Am Sonntag zog der "Zug der fröhlichen Leute" durch Cottbus. Rund 3000 Narren boten den Zuschauern am Straßenrand Tanz, Musik und Kamelle. Auch bei Minustemperaturen verging keinem die Lust am Feiern. Aufgewärmt mit Kaffee und Glühwein hielten die meisten Zuschauer durch, bis der letzte der 90 geschmückten Festwagen vorbeigezogen war.

Aus der gesamten Lausitz, aus Berlin, Sachsen und Sachsen-Anhalt waren die rund 100 000 Schaulustigen angereist, um den größten Karnevalsumzug Ostdeutschlands zu erleben.

Einige Karnevalsvereine nahmen sich mit Sprüchen und Malereien brisanter politischer Themen an, wie der Fusion der beiden Lausitzer Hochschulen oder der Verzögerungen beim Bau des Flughafens BER. Und fast alle hatten in diesem Jahr offenbar fleißig die Choreografie zum Hit "Gangnam Style" des Koreaners Psy geübt.

Nach dem Umuzug feierten die Cottbuser Narren im Festzelt auf dem Viehmarkt bei Musik und Tanz weiter.

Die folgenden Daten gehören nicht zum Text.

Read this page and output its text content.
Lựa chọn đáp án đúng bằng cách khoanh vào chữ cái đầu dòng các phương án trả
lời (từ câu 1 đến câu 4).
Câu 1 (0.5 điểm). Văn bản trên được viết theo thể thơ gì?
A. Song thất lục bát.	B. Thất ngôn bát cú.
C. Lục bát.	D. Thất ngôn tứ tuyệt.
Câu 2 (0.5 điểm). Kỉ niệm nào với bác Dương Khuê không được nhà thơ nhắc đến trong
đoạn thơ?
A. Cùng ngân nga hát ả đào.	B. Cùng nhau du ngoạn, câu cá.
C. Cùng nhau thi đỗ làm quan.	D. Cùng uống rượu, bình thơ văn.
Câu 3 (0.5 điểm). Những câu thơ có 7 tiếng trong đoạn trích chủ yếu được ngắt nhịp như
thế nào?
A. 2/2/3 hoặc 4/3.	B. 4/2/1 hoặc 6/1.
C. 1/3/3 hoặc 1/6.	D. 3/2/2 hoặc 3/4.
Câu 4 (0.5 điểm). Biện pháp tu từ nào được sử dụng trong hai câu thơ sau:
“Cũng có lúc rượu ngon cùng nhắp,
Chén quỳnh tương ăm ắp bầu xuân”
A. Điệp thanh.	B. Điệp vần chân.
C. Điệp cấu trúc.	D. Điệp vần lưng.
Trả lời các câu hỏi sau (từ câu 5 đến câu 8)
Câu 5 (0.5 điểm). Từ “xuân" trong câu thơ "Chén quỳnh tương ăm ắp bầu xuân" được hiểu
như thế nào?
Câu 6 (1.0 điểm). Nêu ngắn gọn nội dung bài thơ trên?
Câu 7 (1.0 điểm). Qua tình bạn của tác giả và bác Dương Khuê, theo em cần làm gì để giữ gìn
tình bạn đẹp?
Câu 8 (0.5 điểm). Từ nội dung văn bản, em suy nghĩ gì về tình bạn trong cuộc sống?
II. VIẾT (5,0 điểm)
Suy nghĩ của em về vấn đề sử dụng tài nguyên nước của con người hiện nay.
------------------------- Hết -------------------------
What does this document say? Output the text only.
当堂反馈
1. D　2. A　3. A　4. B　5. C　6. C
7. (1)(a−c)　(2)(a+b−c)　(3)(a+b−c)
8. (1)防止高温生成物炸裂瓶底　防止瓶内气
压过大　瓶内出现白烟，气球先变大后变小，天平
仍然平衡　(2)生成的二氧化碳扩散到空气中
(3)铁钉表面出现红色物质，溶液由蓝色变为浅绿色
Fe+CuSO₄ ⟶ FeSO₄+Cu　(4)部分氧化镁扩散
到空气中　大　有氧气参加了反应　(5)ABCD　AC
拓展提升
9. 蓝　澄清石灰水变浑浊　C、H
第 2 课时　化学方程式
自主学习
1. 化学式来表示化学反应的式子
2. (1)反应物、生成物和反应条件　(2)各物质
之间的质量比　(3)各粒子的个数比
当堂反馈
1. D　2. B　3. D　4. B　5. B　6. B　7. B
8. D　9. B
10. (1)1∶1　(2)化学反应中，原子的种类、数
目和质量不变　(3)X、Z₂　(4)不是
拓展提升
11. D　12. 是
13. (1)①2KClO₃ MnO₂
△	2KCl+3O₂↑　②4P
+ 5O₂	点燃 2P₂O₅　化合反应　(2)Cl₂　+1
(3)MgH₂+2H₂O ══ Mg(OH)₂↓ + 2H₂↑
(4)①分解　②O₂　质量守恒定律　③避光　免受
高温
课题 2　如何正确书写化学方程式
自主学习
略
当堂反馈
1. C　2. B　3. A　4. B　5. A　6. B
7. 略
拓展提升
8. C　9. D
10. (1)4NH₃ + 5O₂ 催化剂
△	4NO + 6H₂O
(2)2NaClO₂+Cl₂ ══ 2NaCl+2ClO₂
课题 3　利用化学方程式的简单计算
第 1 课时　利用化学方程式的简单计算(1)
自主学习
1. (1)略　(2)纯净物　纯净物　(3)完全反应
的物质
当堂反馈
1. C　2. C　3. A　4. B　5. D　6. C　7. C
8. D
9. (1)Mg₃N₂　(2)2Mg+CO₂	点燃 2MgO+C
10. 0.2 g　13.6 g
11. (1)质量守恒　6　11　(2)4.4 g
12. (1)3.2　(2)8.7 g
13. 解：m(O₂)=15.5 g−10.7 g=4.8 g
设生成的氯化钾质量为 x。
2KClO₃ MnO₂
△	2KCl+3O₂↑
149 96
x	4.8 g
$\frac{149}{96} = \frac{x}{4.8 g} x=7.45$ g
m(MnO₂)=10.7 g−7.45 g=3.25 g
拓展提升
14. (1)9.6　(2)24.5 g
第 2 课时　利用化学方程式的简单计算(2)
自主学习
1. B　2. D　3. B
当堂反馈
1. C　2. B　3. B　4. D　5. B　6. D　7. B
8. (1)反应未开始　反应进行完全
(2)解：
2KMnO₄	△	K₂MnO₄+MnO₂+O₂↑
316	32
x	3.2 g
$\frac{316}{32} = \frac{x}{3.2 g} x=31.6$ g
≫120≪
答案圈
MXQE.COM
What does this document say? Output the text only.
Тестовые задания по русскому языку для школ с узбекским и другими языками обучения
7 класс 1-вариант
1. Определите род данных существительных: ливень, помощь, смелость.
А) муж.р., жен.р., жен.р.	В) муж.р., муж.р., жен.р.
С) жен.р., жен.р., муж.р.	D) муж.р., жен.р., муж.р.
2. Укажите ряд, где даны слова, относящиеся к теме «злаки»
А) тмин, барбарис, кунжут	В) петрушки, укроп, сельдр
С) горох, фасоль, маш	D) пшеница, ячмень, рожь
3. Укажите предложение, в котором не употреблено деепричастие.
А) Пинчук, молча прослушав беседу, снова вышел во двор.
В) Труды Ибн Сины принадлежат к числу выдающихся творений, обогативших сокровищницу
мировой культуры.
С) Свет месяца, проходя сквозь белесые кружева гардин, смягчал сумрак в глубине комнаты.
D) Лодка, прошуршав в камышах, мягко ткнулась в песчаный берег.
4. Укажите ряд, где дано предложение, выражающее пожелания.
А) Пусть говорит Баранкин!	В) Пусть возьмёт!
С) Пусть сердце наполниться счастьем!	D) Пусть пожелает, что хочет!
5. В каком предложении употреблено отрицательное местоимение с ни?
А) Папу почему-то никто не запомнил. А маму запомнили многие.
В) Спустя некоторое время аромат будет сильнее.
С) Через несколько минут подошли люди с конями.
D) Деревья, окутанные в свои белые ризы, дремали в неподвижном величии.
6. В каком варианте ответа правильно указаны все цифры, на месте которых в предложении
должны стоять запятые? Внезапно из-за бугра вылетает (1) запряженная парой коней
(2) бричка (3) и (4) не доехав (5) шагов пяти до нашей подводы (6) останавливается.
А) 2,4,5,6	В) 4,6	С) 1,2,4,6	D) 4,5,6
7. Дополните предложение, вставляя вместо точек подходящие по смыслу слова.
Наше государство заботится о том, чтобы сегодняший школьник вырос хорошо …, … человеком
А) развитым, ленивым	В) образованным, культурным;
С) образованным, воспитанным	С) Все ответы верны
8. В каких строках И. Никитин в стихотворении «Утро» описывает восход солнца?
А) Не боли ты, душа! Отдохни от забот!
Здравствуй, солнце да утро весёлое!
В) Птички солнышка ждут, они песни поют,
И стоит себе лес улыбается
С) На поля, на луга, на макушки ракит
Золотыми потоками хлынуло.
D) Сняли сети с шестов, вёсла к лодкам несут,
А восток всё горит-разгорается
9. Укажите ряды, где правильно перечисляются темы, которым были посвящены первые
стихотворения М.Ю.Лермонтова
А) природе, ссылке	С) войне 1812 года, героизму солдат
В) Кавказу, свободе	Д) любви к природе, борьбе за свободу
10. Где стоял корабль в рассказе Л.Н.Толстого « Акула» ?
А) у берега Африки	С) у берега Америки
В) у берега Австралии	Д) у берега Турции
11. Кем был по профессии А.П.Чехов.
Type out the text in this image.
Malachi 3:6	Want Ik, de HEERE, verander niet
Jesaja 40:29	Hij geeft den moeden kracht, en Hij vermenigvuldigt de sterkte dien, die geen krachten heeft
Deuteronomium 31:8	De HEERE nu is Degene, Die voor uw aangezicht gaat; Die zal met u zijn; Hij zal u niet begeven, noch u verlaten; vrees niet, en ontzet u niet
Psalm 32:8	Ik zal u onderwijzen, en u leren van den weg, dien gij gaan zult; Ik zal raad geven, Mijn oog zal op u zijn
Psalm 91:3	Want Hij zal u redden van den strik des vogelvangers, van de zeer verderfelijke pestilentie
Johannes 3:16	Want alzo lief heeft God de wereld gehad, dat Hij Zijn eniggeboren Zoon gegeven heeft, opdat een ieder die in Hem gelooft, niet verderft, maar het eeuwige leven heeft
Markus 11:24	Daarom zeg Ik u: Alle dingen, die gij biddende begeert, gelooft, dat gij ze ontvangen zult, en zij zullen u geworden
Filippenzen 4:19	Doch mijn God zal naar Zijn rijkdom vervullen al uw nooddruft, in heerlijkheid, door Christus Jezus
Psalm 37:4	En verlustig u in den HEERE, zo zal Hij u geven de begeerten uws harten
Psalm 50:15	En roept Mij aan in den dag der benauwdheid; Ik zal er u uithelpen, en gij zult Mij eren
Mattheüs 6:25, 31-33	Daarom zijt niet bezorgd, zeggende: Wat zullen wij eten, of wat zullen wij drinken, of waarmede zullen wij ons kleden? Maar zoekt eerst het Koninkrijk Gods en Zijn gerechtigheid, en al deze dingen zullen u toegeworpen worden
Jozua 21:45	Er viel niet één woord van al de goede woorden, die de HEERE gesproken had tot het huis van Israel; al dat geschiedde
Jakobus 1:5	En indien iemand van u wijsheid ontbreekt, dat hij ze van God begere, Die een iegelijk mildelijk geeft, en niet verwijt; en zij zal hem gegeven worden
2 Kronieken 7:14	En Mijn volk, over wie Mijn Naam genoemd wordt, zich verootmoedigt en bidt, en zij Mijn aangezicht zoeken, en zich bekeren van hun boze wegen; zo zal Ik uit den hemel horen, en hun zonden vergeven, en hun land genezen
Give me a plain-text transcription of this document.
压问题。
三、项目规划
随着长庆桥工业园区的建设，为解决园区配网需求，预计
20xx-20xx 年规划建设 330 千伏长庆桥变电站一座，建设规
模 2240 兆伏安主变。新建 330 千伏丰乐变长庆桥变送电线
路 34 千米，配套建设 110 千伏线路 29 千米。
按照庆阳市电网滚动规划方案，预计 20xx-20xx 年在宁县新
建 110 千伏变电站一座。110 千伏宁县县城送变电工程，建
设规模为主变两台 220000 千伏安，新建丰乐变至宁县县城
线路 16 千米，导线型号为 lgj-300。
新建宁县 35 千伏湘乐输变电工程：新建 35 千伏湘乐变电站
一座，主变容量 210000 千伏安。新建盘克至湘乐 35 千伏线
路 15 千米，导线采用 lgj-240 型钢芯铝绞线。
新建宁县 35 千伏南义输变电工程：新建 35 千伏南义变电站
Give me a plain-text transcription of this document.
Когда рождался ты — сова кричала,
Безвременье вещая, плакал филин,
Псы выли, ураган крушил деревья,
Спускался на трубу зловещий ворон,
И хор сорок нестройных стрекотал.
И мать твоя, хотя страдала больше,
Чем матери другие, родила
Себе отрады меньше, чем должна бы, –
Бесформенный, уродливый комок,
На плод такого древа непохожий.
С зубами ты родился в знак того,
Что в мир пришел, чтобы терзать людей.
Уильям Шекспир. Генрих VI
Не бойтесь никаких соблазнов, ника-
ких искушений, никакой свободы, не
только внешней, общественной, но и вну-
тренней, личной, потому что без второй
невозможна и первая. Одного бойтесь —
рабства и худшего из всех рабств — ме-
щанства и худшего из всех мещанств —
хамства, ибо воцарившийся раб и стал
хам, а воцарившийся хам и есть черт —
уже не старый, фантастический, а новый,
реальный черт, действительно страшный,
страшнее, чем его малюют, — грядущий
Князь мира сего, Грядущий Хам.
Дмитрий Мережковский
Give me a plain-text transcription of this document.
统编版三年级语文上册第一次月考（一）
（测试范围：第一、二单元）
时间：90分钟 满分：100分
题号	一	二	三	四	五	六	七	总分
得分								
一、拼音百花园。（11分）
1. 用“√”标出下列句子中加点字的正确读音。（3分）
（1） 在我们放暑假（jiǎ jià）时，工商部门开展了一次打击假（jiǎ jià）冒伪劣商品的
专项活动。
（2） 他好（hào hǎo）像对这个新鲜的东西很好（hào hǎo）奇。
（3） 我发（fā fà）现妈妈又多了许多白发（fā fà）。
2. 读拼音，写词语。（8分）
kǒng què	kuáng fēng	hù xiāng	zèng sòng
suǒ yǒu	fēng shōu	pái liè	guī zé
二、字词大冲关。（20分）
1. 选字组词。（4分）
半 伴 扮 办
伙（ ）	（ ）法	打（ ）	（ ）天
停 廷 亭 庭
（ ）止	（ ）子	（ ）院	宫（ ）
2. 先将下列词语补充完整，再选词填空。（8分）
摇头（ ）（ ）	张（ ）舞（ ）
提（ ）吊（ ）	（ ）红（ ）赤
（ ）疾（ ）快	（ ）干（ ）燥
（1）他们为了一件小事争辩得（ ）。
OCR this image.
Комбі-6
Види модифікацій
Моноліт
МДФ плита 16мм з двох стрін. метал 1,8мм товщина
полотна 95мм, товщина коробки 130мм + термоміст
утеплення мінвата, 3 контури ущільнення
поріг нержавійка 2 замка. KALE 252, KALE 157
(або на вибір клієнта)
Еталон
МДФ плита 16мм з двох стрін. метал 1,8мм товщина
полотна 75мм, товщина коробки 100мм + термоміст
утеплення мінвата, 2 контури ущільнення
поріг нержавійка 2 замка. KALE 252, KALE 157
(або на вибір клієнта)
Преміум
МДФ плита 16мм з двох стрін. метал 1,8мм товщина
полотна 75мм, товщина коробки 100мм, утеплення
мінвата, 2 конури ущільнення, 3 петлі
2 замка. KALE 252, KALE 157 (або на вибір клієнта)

Einen Tag zuvor waren bereits Umzüge durch Bad Muskau und Plessa gezogen. Drei Stunden lang hatten die Narren Plessa fest im Griff. Das Motto in diesem Jahr: "Mach es wie die Narrenuhr, zähl' die lust'gen Stunden nur." Dass in dieser Saison nur 37 statt der sonst um die 50 Umzugsbilder an der Parade teilnahmen, tat der Stimmung keinen Abbruch. Aus dem Oberspreewald-Lausitz und Sachsen waren zahlreiche Schaulustigen zum Zug nach Plessa gekommen. Narren in Tierkostümen mischten sich zwischen die tanzenden Funken, ehrwürdige Ministerriegen und Musikformationen. Die Umzugsteilnehmer zeigten sich spendabel und verteilten fleißig nicht nur Konfetti, sondern auch Bonbons und Souvenirs. Bestens gelaunt feierte Bad Muskau unter dem Motto der 58. Saison "Der EBM, der lässt es knallen, bei Pulverschnee und Eiskristallen!". Zahlreiche Zuschauer am Straßenrand sorgten dabei für eine stimmungsvolle Kulisse.